What to Read in 2019
Because I read prolifically—and because I write about what I read—I am always scouring publishers’ catalogues for what books are coming soon. I am also regularly quizzing my friendly neighborhood booksellers.
Between these two sources, my list of books to read is always growing.
Recent news from a few different publishers has me ready to add a few new titles to that list.
Early 2019 will bring a new work of adventure fiction from Peter Heller. Author of “The Dog Star” and “Helene,” Heller’s new novel , published by Knopf, takes place on a remote Canadian river where two college buddies paddle their way into mayhem, first trying to outrun a menacing forest fire, and then in order to rescue a woman beaten and left for dead on the rivers’ edge.
Heller’s experience in the wilds, as well as his compact writing, mean this book is sure to be a fast paced, edge of your seat read.
Barry Lopez captures the natural world as well or better than any living writer does. In March, his new book “Horizons” is due out, also from Knopf. As he has done before, “Horizons” reaches from pole to pole, across nearly all continents, reflecting on not only geography and anthropology, but also human history.
Lopez is both philosopher and scientist, recounting treks through Canada, Africa, as well as other remote outposts.
Because I run for pleasure and for health, I also enjoy reading about running. And maybe because I’ll always only be a recreational runner, I am fascinated from afar by extreme distance running, so I’m also looking forward “The Rise of the Ultra Runners” by Adharanand Finn, published by Pegasus.
In “The Way of the Runner” and “Running with the Kenyans,” Finn chronicles the incredible feats of those who go and go and go by their own locomotion. And in his new book, due in May, he travels from the western United States to Africa in search of extreme runners, looking at what drives the biology and the psychology of such athletes. I don’t intend to become an ultra-runner, but I’m looking forward to reading about some of them.
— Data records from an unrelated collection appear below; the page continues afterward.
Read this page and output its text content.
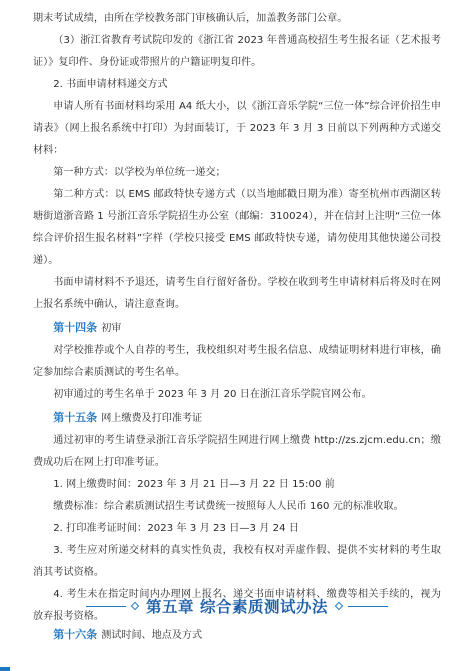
期末考试成绩，由所在学校教务部门审核确认后，加盖教务部门公章。

（3）浙江省教育考试院印发的《浙江省 2023 年普通高校招生考生报名证（艺术报考证）》复印件、身份证或带照片的户籍证明复印件。

2. 书面申请材料递交方式

申请人所有书面材料均采用 A4 纸大小，以《浙江音乐学院“三位一体”综合评价招生申请表》（网上报名系统中打印）为封面装订，于 2023 年 3 月 3 日前以下列两种方式递交材料：

第一种方式：以学校为单位统一递交；

第二种方式：以 EMS 邮政特快专递方式（以当地邮戳日期为准）寄至杭州市西湖区转塘街道浙音路 1 号浙江音乐学院招生办公室（邮编：310024），并在信封上注明“三位一体综合评价招生报名材料”字样（学校只接受 EMS 邮政特快专递，请勿使用其他快递公司投递）。

书面申请材料不予退还，请考生自行留好备份。学校在收到考生申请材料后将及时在网上报名系统中确认，请注意查询。

第十四条 初审

对学校推荐或个人自荐的考生，我校组织对考生报名信息、成绩证明材料进行审核，确定参加综合素质测试的考生名单。

初审通过的考生名单于 2023 年 3 月 20 日在浙江音乐学院官网公布。

第十五条 网上缴费及打印准考证

通过初审的考生请登录浙江音乐学院招生网进行网上缴费 http://zs.zjcm.edu.cn；缴费成功后在网上打印准考证。

1. 网上缴费时间：2023 年 3 月 21 日—3 月 22 日 15:00 前

缴费标准：综合素质测试招生考试费统一按照每人人民币 160 元的标准收取。

2. 打印准考证时间：2023 年 3 月 23 日—3 月 24 日

3. 考生应对所递交材料的真实性负责，我校有权对弄虚作假、提供不实材料的考生取消其考试资格。

4. 考生未在指定时间内办理网上报名、递交书面申请材料、缴费等相关手续的，视为放弃报考资格。

第五章 综合素质测试办法

第十六条 测试时间、地点及方式
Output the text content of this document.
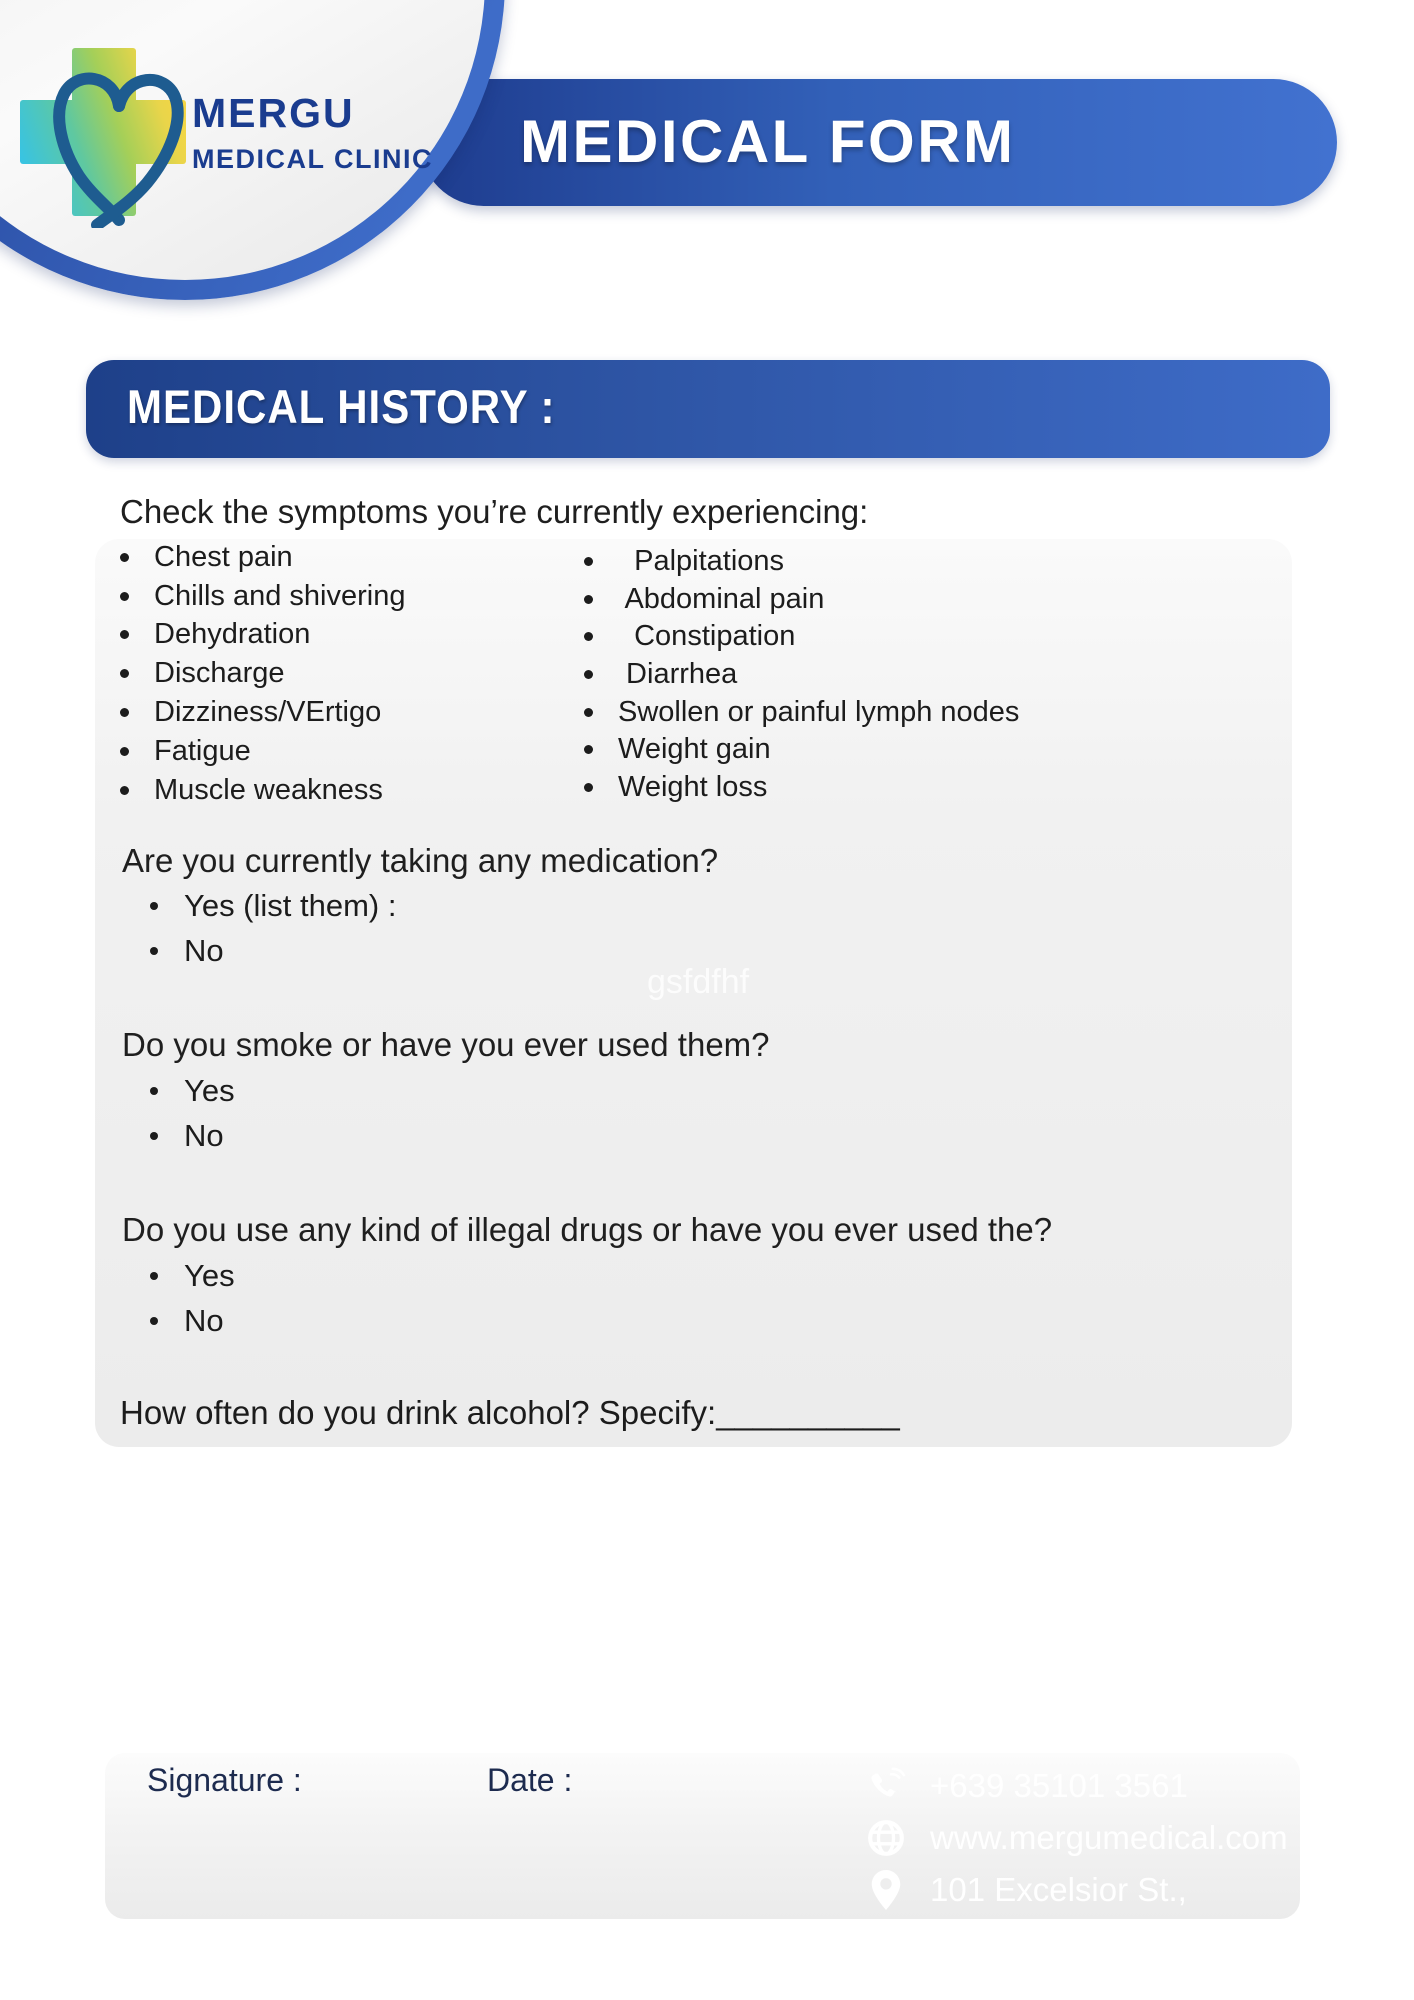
MEDICAL FORM
MERGU
MEDICAL CLINIC
MEDICAL HISTORY :
Check the symptoms you’re currently experiencing:
Chest pain
Chills and shivering
Dehydration
Discharge
Dizziness/VErtigo
Fatigue
Muscle weakness
Palpitations
Abdominal pain
Constipation
Diarrhea
Swollen or painful lymph nodes
Weight gain
Weight loss
Are you currently taking any medication?
Yes (list them) :
No
gsfdfhf
Do you smoke or have you ever used them?
Yes
No
Do you use any kind of illegal drugs or have you ever used the?
Yes
No
How often do you drink alcohol? Specify:__________
Signature :	Date :	+639 35101 3561
www.mergumedical.com
101 Excelsior St., Rockwell City
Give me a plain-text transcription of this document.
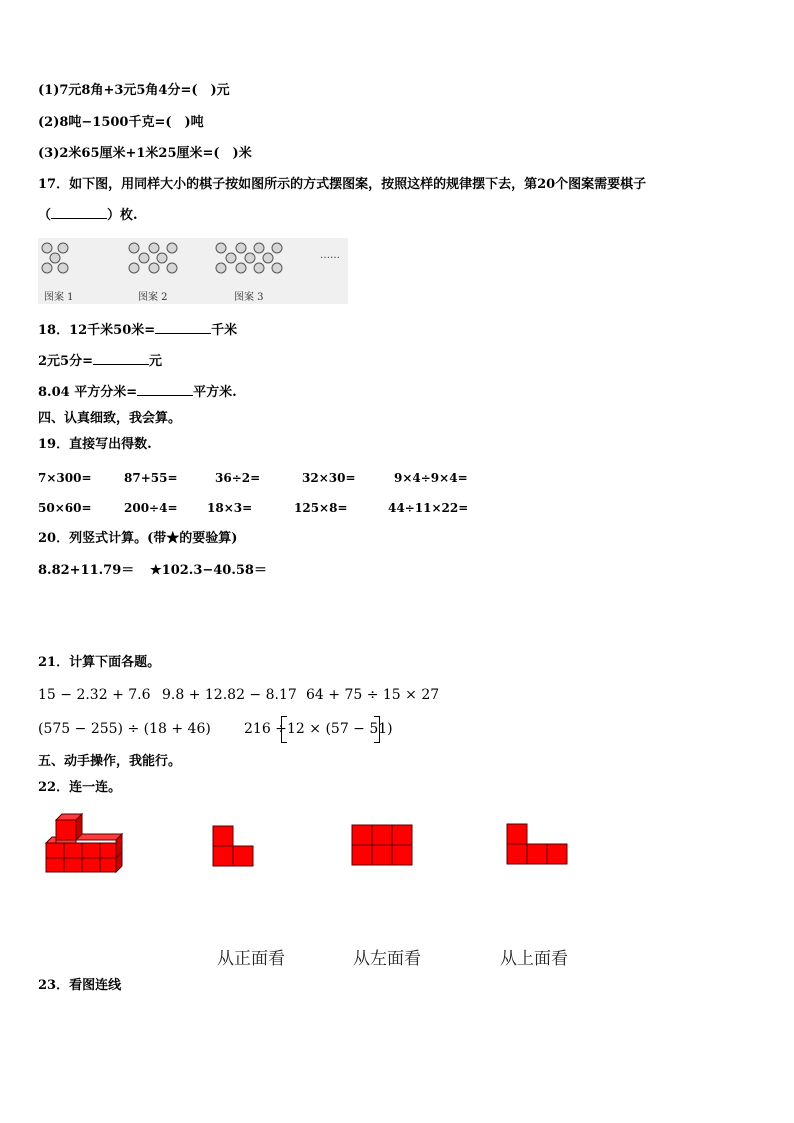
(1)7元8角+3元5角4分=(　)元
(2)8吨−1500千克=(　)吨
(3)2米65厘米+1米25厘米=(　)米
17．如下图，用同样大小的棋子按如图所示的方式摆图案，按照这样的规律摆下去，第20个图案需要棋子
（	）枚.
图案 1	图案 2	图案 3
……
18．12千米50米=	千米
2元5分=	元
8.04 平方分米=	平方米.
四、认真细致，我会算。
19．直接写出得数.
7×300=	87+55=	36÷2=	32×30=	9×4÷9×4=
50×60=	200÷4= 18×3=	125×8=	44÷11×22=
20．列竖式计算。(带★的要验算)
8.82+11.79＝ ★102.3−40.58＝
21．计算下面各题。
15 − 2.32 + 7.6 9.8 + 12.82 − 8.17 64 + 75 ÷ 15 × 27
(575 − 255) ÷ (18 + 46) 216 ÷ 12 × (57 − 51)
五、动手操作，我能行。
22．连一连。
从正面看	从左面看	从上面看
23．看图连线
My list would be incomplete without some poetry. To satisfy this urge, I am looking forward to “Wade in the Water” by U.S. Poet Laureate, Tracy K. Smith.
Due in April from Graywolf Press, the book arrives just in time to celebrate National Poetry Month. Smith’s new collection from Graywolf Press is the fifth collection from the 2011 Pulitzer Prize winner.
Smith’s verse treads the sometimes-incomprehensible line between politics and potential, in poems such as “’Garden of Eden” and “An Old Story.”
Whatever your reading preferences, there are certainly books to meet your needs just around the corner. There are plenty of great booksellers at McLean and Eakin in Petoskey, or Between the Covers in Harbor Springs, for example, to help you find these titles, or offer up other selections more to your reading tastes.